The game's relentless advertising of its own creative inheritance soon grows annoying, and not just because in practice, it's more interested in channeling Ultima's light-fingered stablemate Thief. Looking Glass closed down almost 20 years ago, and its legacy is everywhere, reaching far beyond self-declared immersive sims to any number of shooters, open worlders and more linear RPGs. To preach the importance of methods over results in the wake of, say, Hitman: Blood Money or Heat Signature feels like your dad expecting a round of applause for explaining the plot of The Matrix. In any case, Ascendant's immersive sim premise doesn't really flatter it, because it means that you're actively looking for breakages and limitations you can take advantage of, and there are ever so many of them to find. It's certainly a game about experimentation in the sense that a lot of it doesn't work.

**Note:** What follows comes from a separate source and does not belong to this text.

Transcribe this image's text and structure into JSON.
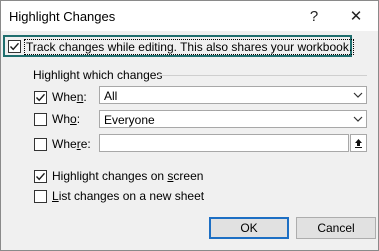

The game's current bug list is so grand, varied and hideous it deserves to be bound in crocodile skin and hidden away in a mausoleum, as a kind of Necronomicon for QA testers. There are crumbling citadels that are invisible from certain angles, and lakes with two surfaces, one glimmering metres below the other. There are blade traps that don't just stop moving but vanish when you pull a lever, though you can still hear them rattling away. Rooftops that turn to vapour underfoot, trapping you inside a backdrop, and dangling chains that bunch as you climb like constipated snakes. Enemies who literally couldn't beat a flight of stairs, and flights of stairs that have been so hastily cobbled together you can see the gaps between sections. It's not, all told, a game you should play if the slightest glitching texture sends you screaming for your pitchfork, and while Ascendant does manage a few unusual ideas within the handworn parameters of a dark fantasy role-player, most are as wayward as their execution is tortuous.